Excerpt
Numerous studies have examined whether chemicals, provided parenterally or enterally, that have metabolic and/or immunologic effects favorably alter the outcome of critically ill patients. In this issue of Critical Care Medicine, Drs. Hirokawa and Walser [1] provide interesting data that mortality may be influenced by infusing ketone body substrate enterally. In an animal model of sepsis, where endotoxin was injected into rats, they demonstrated that animals fed with ketoisocaproate (KIC) had improved survival compared with animals fed enterally with pyruvate or bicarbonate. As discussed by these authors, previous studies with intravenously administered KIC generally did not find protein sparing. Other possible mechanisms of action include scavenging of hydrogen peroxide or improved energy metabolism through the increased generation of ketone bodies. The current study supports the latter mechanism.

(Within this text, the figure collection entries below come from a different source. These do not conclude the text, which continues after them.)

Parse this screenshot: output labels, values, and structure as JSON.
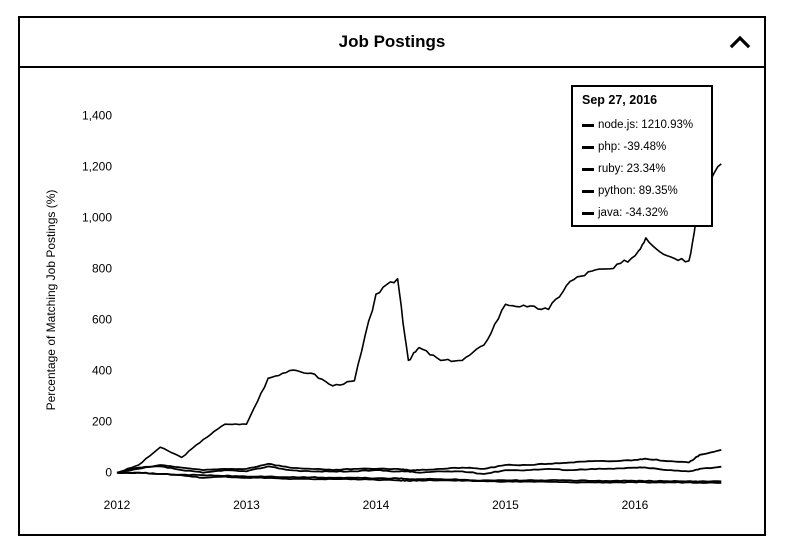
{
  "panel": {
    "title": "Job Postings"
  },
  "icons": {
    "collapse": "chevron-up-icon"
  },
  "tooltip": {
    "date": "Sep 27, 2016",
    "items": [
      {
        "name": "node.js",
        "value": "1210.93%"
      },
      {
        "name": "php",
        "value": "-39.48%"
      },
      {
        "name": "ruby",
        "value": "23.34%"
      },
      {
        "name": "python",
        "value": "89.35%"
      },
      {
        "name": "java",
        "value": "-34.32%"
      }
    ]
  },
  "chart_data": {
    "type": "line",
    "title": "",
    "xlabel": "",
    "ylabel": "Percentage of Matching Job Postings (%)",
    "x_ticks": [
      "2012",
      "2013",
      "2014",
      "2015",
      "2016"
    ],
    "y_ticks": [
      "0",
      "200",
      "400",
      "600",
      "800",
      "1,000",
      "1,200",
      "1,400"
    ],
    "xlim": [
      "2012-01",
      "2016-09"
    ],
    "ylim": [
      -60,
      1480
    ],
    "grid": false,
    "legend": "top-right tooltip",
    "x": [
      "2012-01",
      "2012-03",
      "2012-05",
      "2012-07",
      "2012-09",
      "2012-11",
      "2013-01",
      "2013-03",
      "2013-05",
      "2013-07",
      "2013-09",
      "2013-11",
      "2014-01",
      "2014-03",
      "2014-04",
      "2014-05",
      "2014-07",
      "2014-09",
      "2014-11",
      "2015-01",
      "2015-03",
      "2015-05",
      "2015-07",
      "2015-09",
      "2015-11",
      "2016-01",
      "2016-02",
      "2016-04",
      "2016-06",
      "2016-07",
      "2016-09"
    ],
    "series": [
      {
        "name": "node.js",
        "values": [
          0,
          30,
          100,
          60,
          130,
          190,
          190,
          370,
          400,
          390,
          340,
          360,
          700,
          760,
          440,
          490,
          440,
          440,
          500,
          660,
          650,
          640,
          750,
          790,
          800,
          850,
          920,
          850,
          830,
          1080,
          1210
        ]
      },
      {
        "name": "php",
        "values": [
          0,
          0,
          -5,
          -10,
          -20,
          -15,
          -20,
          -20,
          -25,
          -25,
          -25,
          -25,
          -28,
          -30,
          -32,
          -30,
          -30,
          -32,
          -33,
          -35,
          -35,
          -36,
          -38,
          -38,
          -38,
          -38,
          -38,
          -38,
          -38,
          -39,
          -39.48
        ]
      },
      {
        "name": "ruby",
        "values": [
          0,
          20,
          25,
          10,
          0,
          10,
          5,
          25,
          10,
          5,
          5,
          5,
          10,
          5,
          5,
          0,
          5,
          5,
          -5,
          10,
          10,
          15,
          10,
          15,
          15,
          20,
          20,
          10,
          5,
          15,
          23.34
        ]
      },
      {
        "name": "python",
        "values": [
          0,
          15,
          30,
          20,
          10,
          15,
          15,
          35,
          20,
          15,
          10,
          15,
          15,
          15,
          10,
          10,
          15,
          20,
          15,
          30,
          30,
          35,
          40,
          45,
          45,
          50,
          55,
          45,
          40,
          70,
          89.35
        ]
      },
      {
        "name": "java",
        "values": [
          0,
          0,
          -5,
          -8,
          -10,
          -12,
          -15,
          -15,
          -18,
          -18,
          -20,
          -20,
          -22,
          -22,
          -25,
          -25,
          -25,
          -28,
          -30,
          -30,
          -30,
          -30,
          -30,
          -32,
          -32,
          -32,
          -33,
          -33,
          -33,
          -34,
          -34.32
        ]
      }
    ]
  }
}
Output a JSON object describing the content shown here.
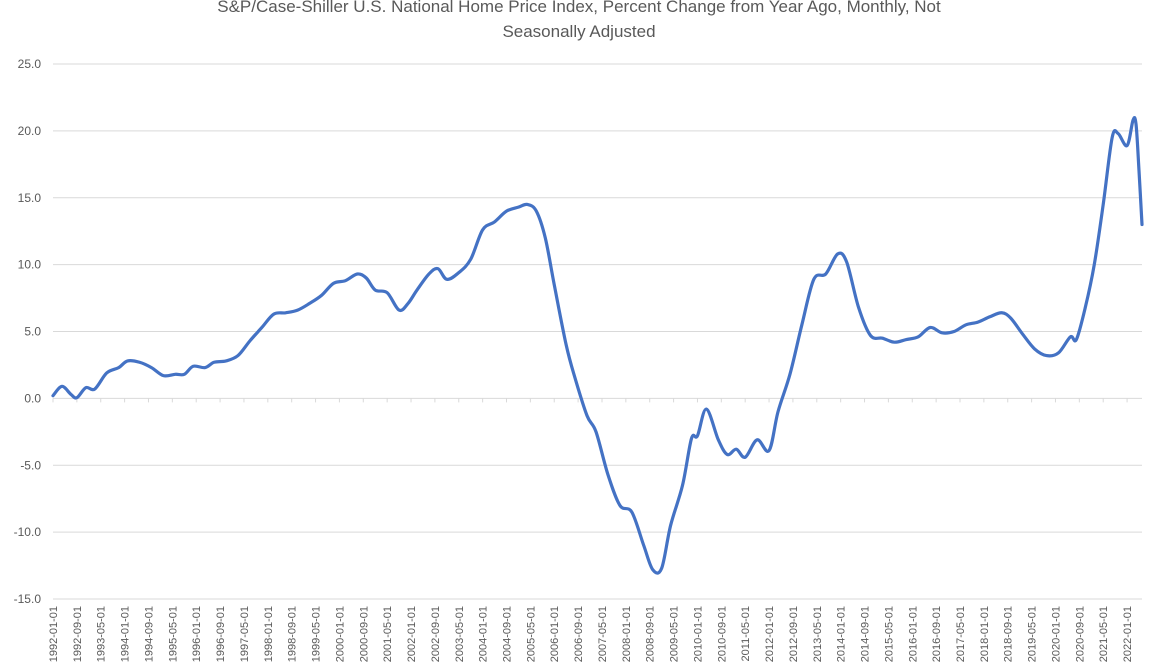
{
  "chart_data": {
    "type": "line",
    "title_lines": [
      "S&P/Case-Shiller U.S. National Home Price Index, Percent Change from Year Ago, Monthly, Not",
      "Seasonally Adjusted"
    ],
    "xlabel": "",
    "ylabel": "",
    "ylim": [
      -15,
      25
    ],
    "yticks": [
      "-15.0",
      "-10.0",
      "-5.0",
      "0.0",
      "5.0",
      "10.0",
      "15.0",
      "20.0",
      "25.0"
    ],
    "grid": true,
    "legend": "none",
    "line_color": "#4472c4",
    "x_start": "1992-01",
    "x_end": "2022-06",
    "x_ticks": [
      "1992-01-01",
      "1992-09-01",
      "1993-05-01",
      "1994-01-01",
      "1994-09-01",
      "1995-05-01",
      "1996-01-01",
      "1996-09-01",
      "1997-05-01",
      "1998-01-01",
      "1998-09-01",
      "1999-05-01",
      "2000-01-01",
      "2000-09-01",
      "2001-05-01",
      "2002-01-01",
      "2002-09-01",
      "2003-05-01",
      "2004-01-01",
      "2004-09-01",
      "2005-05-01",
      "2006-01-01",
      "2006-09-01",
      "2007-05-01",
      "2008-01-01",
      "2008-09-01",
      "2009-05-01",
      "2010-01-01",
      "2010-09-01",
      "2011-05-01",
      "2012-01-01",
      "2012-09-01",
      "2013-05-01",
      "2014-01-01",
      "2014-09-01",
      "2015-05-01",
      "2016-01-01",
      "2016-09-01",
      "2017-05-01",
      "2018-01-01",
      "2018-09-01",
      "2019-05-01",
      "2020-01-01",
      "2020-09-01",
      "2021-05-01",
      "2022-01-01"
    ],
    "series": [
      {
        "values": [
          [
            "1992-01",
            0.2
          ],
          [
            "1992-04",
            0.9
          ],
          [
            "1992-07",
            0.3
          ],
          [
            "1992-09",
            0.05
          ],
          [
            "1992-12",
            0.8
          ],
          [
            "1993-03",
            0.7
          ],
          [
            "1993-07",
            1.9
          ],
          [
            "1993-11",
            2.3
          ],
          [
            "1994-02",
            2.8
          ],
          [
            "1994-06",
            2.7
          ],
          [
            "1994-10",
            2.3
          ],
          [
            "1995-02",
            1.7
          ],
          [
            "1995-06",
            1.8
          ],
          [
            "1995-09",
            1.8
          ],
          [
            "1995-12",
            2.4
          ],
          [
            "1996-04",
            2.3
          ],
          [
            "1996-07",
            2.7
          ],
          [
            "1996-11",
            2.8
          ],
          [
            "1997-03",
            3.2
          ],
          [
            "1997-07",
            4.3
          ],
          [
            "1997-11",
            5.3
          ],
          [
            "1998-03",
            6.3
          ],
          [
            "1998-07",
            6.4
          ],
          [
            "1998-11",
            6.6
          ],
          [
            "1999-03",
            7.1
          ],
          [
            "1999-07",
            7.7
          ],
          [
            "1999-11",
            8.6
          ],
          [
            "2000-03",
            8.8
          ],
          [
            "2000-07",
            9.3
          ],
          [
            "2000-10",
            9.0
          ],
          [
            "2001-01",
            8.1
          ],
          [
            "2001-05",
            7.9
          ],
          [
            "2001-09",
            6.6
          ],
          [
            "2001-12",
            7.1
          ],
          [
            "2002-03",
            8.1
          ],
          [
            "2002-07",
            9.3
          ],
          [
            "2002-10",
            9.7
          ],
          [
            "2003-01",
            8.9
          ],
          [
            "2003-05",
            9.4
          ],
          [
            "2003-09",
            10.4
          ],
          [
            "2004-01",
            12.6
          ],
          [
            "2004-05",
            13.2
          ],
          [
            "2004-09",
            14.0
          ],
          [
            "2005-01",
            14.3
          ],
          [
            "2005-04",
            14.5
          ],
          [
            "2005-07",
            14.0
          ],
          [
            "2005-10",
            12.0
          ],
          [
            "2006-01",
            8.5
          ],
          [
            "2006-05",
            4.0
          ],
          [
            "2006-08",
            1.5
          ],
          [
            "2006-12",
            -1.3
          ],
          [
            "2007-03",
            -2.5
          ],
          [
            "2007-07",
            -5.7
          ],
          [
            "2007-11",
            -8.0
          ],
          [
            "2008-03",
            -8.5
          ],
          [
            "2008-07",
            -11.0
          ],
          [
            "2008-10",
            -12.8
          ],
          [
            "2009-01",
            -12.7
          ],
          [
            "2009-04",
            -9.5
          ],
          [
            "2009-08",
            -6.5
          ],
          [
            "2009-11",
            -3.0
          ],
          [
            "2010-01",
            -2.8
          ],
          [
            "2010-04",
            -0.8
          ],
          [
            "2010-08",
            -3.1
          ],
          [
            "2010-11",
            -4.2
          ],
          [
            "2011-02",
            -3.8
          ],
          [
            "2011-05",
            -4.4
          ],
          [
            "2011-09",
            -3.1
          ],
          [
            "2012-01",
            -3.9
          ],
          [
            "2012-04",
            -1.0
          ],
          [
            "2012-08",
            1.8
          ],
          [
            "2012-12",
            5.5
          ],
          [
            "2013-04",
            8.9
          ],
          [
            "2013-08",
            9.3
          ],
          [
            "2013-12",
            10.8
          ],
          [
            "2014-03",
            10.2
          ],
          [
            "2014-07",
            6.8
          ],
          [
            "2014-11",
            4.7
          ],
          [
            "2015-03",
            4.5
          ],
          [
            "2015-07",
            4.2
          ],
          [
            "2015-11",
            4.4
          ],
          [
            "2016-03",
            4.6
          ],
          [
            "2016-07",
            5.3
          ],
          [
            "2016-11",
            4.9
          ],
          [
            "2017-03",
            5.0
          ],
          [
            "2017-07",
            5.5
          ],
          [
            "2017-11",
            5.7
          ],
          [
            "2018-03",
            6.1
          ],
          [
            "2018-07",
            6.4
          ],
          [
            "2018-10",
            6.0
          ],
          [
            "2019-02",
            4.8
          ],
          [
            "2019-06",
            3.7
          ],
          [
            "2019-10",
            3.2
          ],
          [
            "2020-02",
            3.4
          ],
          [
            "2020-06",
            4.6
          ],
          [
            "2020-08",
            4.4
          ],
          [
            "2020-11",
            6.8
          ],
          [
            "2021-02",
            10.0
          ],
          [
            "2021-05",
            14.5
          ],
          [
            "2021-08",
            19.5
          ],
          [
            "2021-10",
            19.8
          ],
          [
            "2022-01",
            18.9
          ],
          [
            "2022-03",
            20.8
          ],
          [
            "2022-04",
            20.5
          ],
          [
            "2022-05",
            17.0
          ],
          [
            "2022-06",
            13.0
          ]
        ]
      }
    ]
  }
}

The primary result from this study is provocative. The mortality rate was reduced from 74.2% to 46.9%. However, several issues need to be considered when interpreting these results. First is the choice of sepsis model. Intravascular endotoxin models may be useful to examine pathophysiology, but have not been predictive of treatment effects in clinical practice [2]. These results should therefore be confirmed in a more appropriate model before clinical testing. Another flaw in this study is that different doses of endotoxin were used in study 1 (15 mg/kg) compared with studies 2 and 3 (3 mg/kg). A five-fold difference in dose can be expected to have qualitative and quantitative differences in the response. Thus, the results from each study appear valid on their own, but associating results derived from studies 2 and 3 with the mortality study is tenuous.
The data presented in this study by Dr. Hirokawa and colleagues [1] need to be considered in the light of clinical studies that examine the role of nutritional support in septic patients. There are no placebo-controlled trials evaluating the effect of any form of enteral or parenteral nutrition on clinically important outcomes in septic, critically ill patients. One study [3] of septic patients compared standard enteral nutrition with total parental nutrition and found no difference in clinical outcomes. Recent studies of specialized nutritional support with immunomodulating properties have included large subsets of septic patients. In these randomized trials [4,5] that compared products supplemented with arginine, glutamine, and omega-3 fatty acids with standard enteral nutrition, the enriched formulas did not demonstrate a consistent benefit in clinically important outcomes. A recent, placebo-controlled trial of Impact[registered sign] (Sandoz Nutrition, Minneapolis, MN) in surgical patients demonstrated that patients fed with this enriched formula had similar outcomes as those receiving intravenous crystalloid only [6].
Assuming KIC provided enterally is of benefit in the experimental models, such benefit is based on the immediate delivery of enteral nutrition after the onset of experimentally induced sepsis and assumes that all patients will tolerate sufficient amounts of nutrients provided enterally. In clinical practice, this is not the case. Nutritional support delivered enterally is often started 3 to 4 days after intensive care unit admission, and not all patients tolerate enteral feedings [7,8]. Reasons for delays in providing enteral nutrition include oversight, logistical problems, and problems obtaining and maintaining enteral access.
Mortality is the ultimate arbitrator of success. Nutritional support may affect mortality by directly supporting metabolic requirements but also by effects on immune function, complications directly related to the administration of nutritional support, and the maintenance of bowel wall integrity. The benefit of enteral nutrition may be indirect, by avoiding the complications associated with parenteral nutrition [9,10]. Use of the gut may also increase splanchnic blood flow, prevent mucosal atrophy, and thus decrease bacterial or endotoxin translocation [11].